One of the main assumptions required for fitting an ordinary linear regression (OLR) is that the residual errors must follow a normal distribution. For this to be achieved with data from a skewed distribution, a transformation must be applied however with discrete data this can be very problematic (making the interpretation of the findings unfeasibly difficult) or impossible (for example, a high number of 0’s could prevent normality from being achieved). Another issue is that an OLR has the ability to create negative predicted values which would be theoretically impossible. For these reasons it is better to apply a method which actually reflects the natural distribution instead of trying to make the distribution reflect the method. This is why a Poisson regression is generally more suited to count data than OLR.

### 16.6.3 Poisson Regression
A GLM for Poisson distributed outcome is commonly known as Poisson regression but is sometimes referred to as a log-linear model. 

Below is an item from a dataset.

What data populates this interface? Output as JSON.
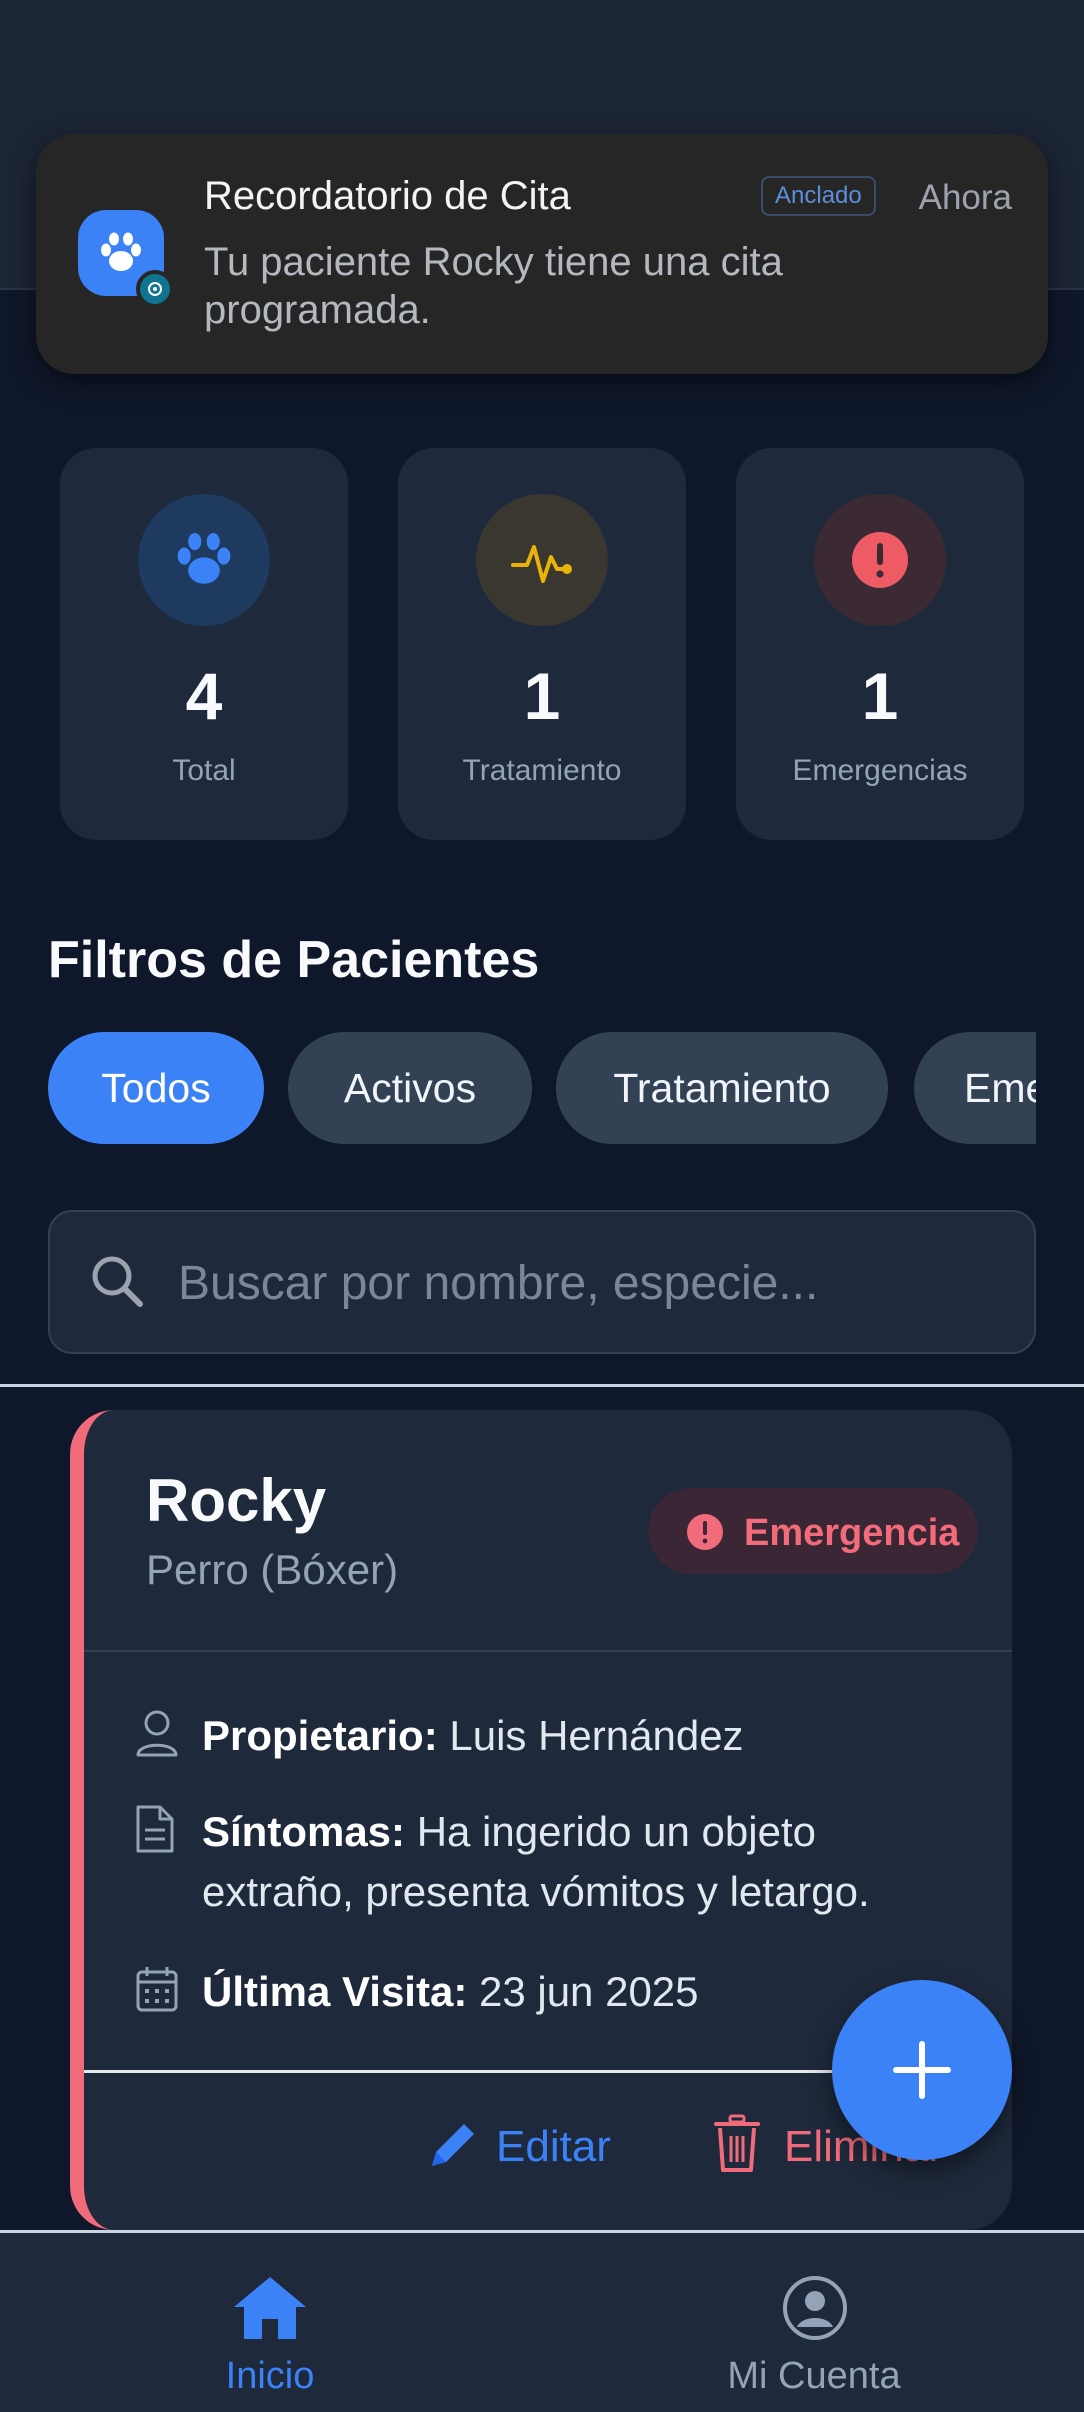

Say we want to model $\mathbf{Y}$ using Poisson Regression so $\mathbf{Y} \sim P(\mu)$ and let the mean $\mu$ (and therefore the variance) depend on a vector of covariate variables $\mathbf{X}$. We will need to take the linear predictor $\mathbf{X}^T\mathbf{\beta}$ and combine it with a link function ($g$) so that the left hand side of the predictor $\mu$ is always non-negative. We include the link function like this:   

$E[\mathbf{Y}|\mathbf{X}] = \mu = g^{-1} (\mathbf{X}^T\mathbf{\beta})$

Similarly the variance of $\mathbf{Y}$ (Var$[\mathbf{Y}]$) is written:

 $ Var[\mathbf{Y}|\mathbf{X}] = Var[\mu] =Var[ g^{-1} (\mathbf{X}^T\mathbf{\beta})]$
 
The link function for Poisson regression is the logarithm, thus:

$ ln(E[\mathbf{Y} | \mathbf{X}]) = ln(\mu) = \mathbf{X}^T\mathbf{\beta}$

Here $\beta$ contains the regression coefficients. An element of $\beta$ represents the expected change in the natural $log$ of the mean per unit change of one explanatory variable in $X$ (constraining the other elements to not change). 

If you wanted to find the expected value of the outcome variable $\mathbf{Y}$ given $\mathbf{X}$ then the equation looks like this:

$ E[\mathbf{Y}|\mathbf{X}]  = \mu = e^{\mathbf{X^T\beta}}$,

where $\mathbf{\beta}$ can be estimated by the maximum likelihood.